Although I live in California, I don’t share the New Age belief that there are no coincidences. I think many things occur by chance. And that makes me all the more delighted that my novel,
The Tin Horse
, is being published this week, the same week in which the Torah portion includes the Song of the Sea.
Song of the Sea is the exultant outpouring by Moses and the Israelites after they’ve crossed the Sea of Reeds and escaped Pharaoh’s army. Poetry versus the prose of most of Torah, it dances down the page, three- and four-word phrases creating a choppy surface like ocean waves. It’s even chanted to a special tune, a sweet melody used for no other text.
What most fascinates me isn’t the song itself, though, but another song, a mere scrap of which appears in the Torah. Following the 18-verse song of Moses, Miriam picks up her timbrel, leads the women in dance, and sings her own song. But all of this happens in just two verses, and can that really be the whole story?
I’m not the only one who’s wondered. Theologian Dr. Judith Plaskow wrote in
Standing Again at Sinai
, “The dance at the Sea links Miriam with a foundational event of Israelite history, but she appears in the narrative with no introduction and no account of her rise to religious leadership. This surprising silence suggests that there were other Miriam traditions that were excluded from the Torah.”
Plaskow’s book—and her insistence on finding a place for women as “shapers of the holy”—helped me reconnect to Judaism after a long absence. So did composers Debbie Friedman z”l and Cantor Linda Hirschhorn with their stirring versions of Miriam’s song; and so do contemporary midrash writers who pick up on whispers of the divine feminine in Torah and imagine our foremothers’ voices.
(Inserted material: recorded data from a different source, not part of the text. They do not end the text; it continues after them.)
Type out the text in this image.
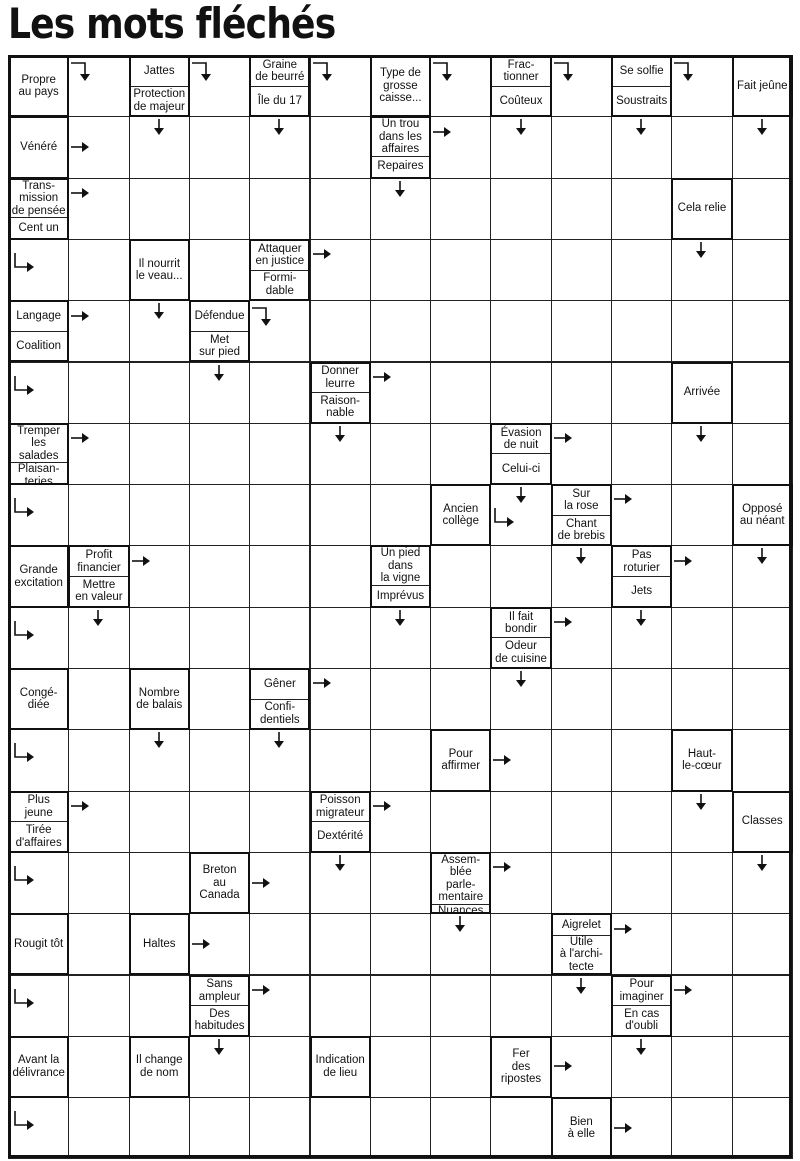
Les mots fléchés
Propre
au pays
Jattes
Protection
de majeur
Graine
de beurré
Île du 17
Type de
grosse
caisse...
Frac-
tionner
Coûteux
Se solfie
Soustraits
Fait jeûne
Vénéré
Un trou
dans les
affaires
Repaires
Trans-
mission
de pensée
Cent un
Cela relie
Il nourrit
le veau...
Attaquer
en justice
Formi-
dable
Langage
Coalition
Défendue
Met
sur pied
Donner
leurre
Raison-
nable
Arrivée
Tremper
les
salades
Plaisan-
teries
Évasion
de nuit
Celui-ci
Ancien
collège
Sur
la rose
Chant
de brebis
Opposé
au néant
Grande
excitation
Profit
financier
Mettre
en valeur
Un pied
dans
la vigne
Imprévus
Pas
roturier
Jets
Il fait
bondir
Odeur
de cuisine
Congé-
diée
Nombre
de balais
Gêner
Confi-
dentiels
Pour
affirmer
Haut-
le-cœur
Plus
jeune
Tirée
d'affaires
Poisson
migrateur
Dextérité
Classes
Breton
au
Canada
Assem-
blée
parle-
mentaire
Nuances
Rougit tôt	Haltes
Aigrelet
Utile
à l'archi-
tecte
Sans
ampleur
Des
habitudes
Pour
imaginer
En cas
d'oubli
Avant la
délivrance
Il change
de nom
Indication
de lieu
Fer
des
ripostes
Bien
à elle
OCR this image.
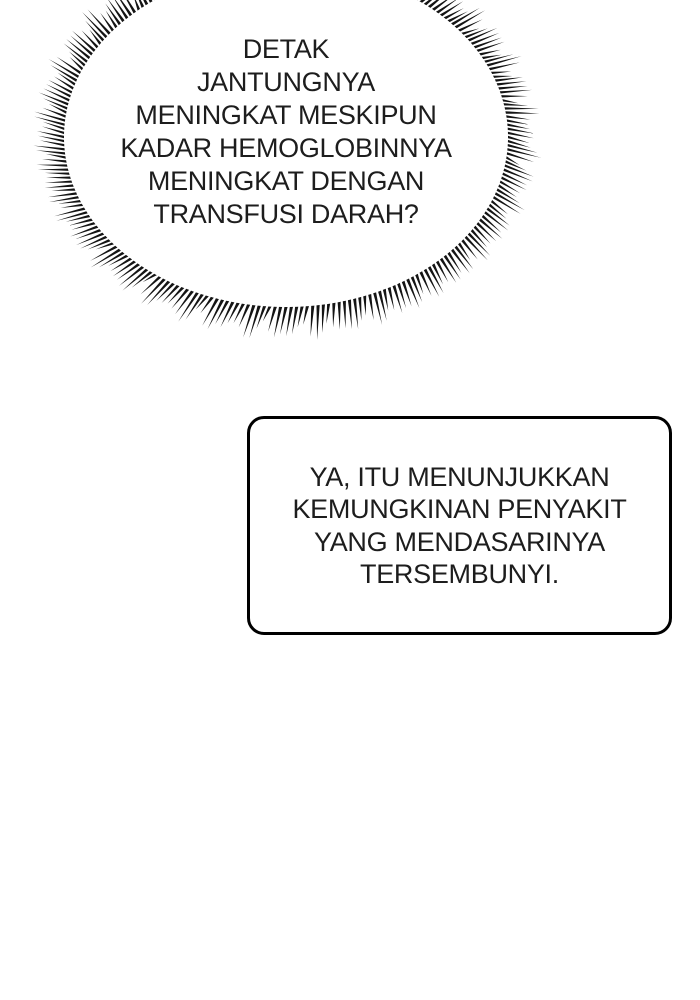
DETAK
JANTUNGNYA
MENINGKAT MESKIPUN
KADAR HEMOGLOBINNYA
MENINGKAT DENGAN
TRANSFUSI DARAH?
YA, ITU MENUNJUKKAN
KEMUNGKINAN PENYAKIT
YANG MENDASARINYA
TERSEMBUNYI.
Though the inspiration for my novel wasn’t sacred text, I too wanted to give voice to a woman standing in the shadows of another story: Raymond Chandler’s noir classic
The Big Sleep
. In one scene, the detective, Philip Marlowe questions a woman working in a bookstore. From the beginning, when we see the woman reading a law book (in a novel published in 1939), she’s intriguing; she continues to intrigue as she matches wits with Marlowe. The woman, who’s unnamed, is described as having the face of “an intelligent Jewess.” That term—and her being pegged as Jewish on sight—conveyed such a profound sense of otherness and suggested to me that, despite this moment when their paths crossed, the woman lived in a very different Los Angeles than Marlowe’s mean streets. I wanted to discover her Los Angeles. I wanted to hear her song.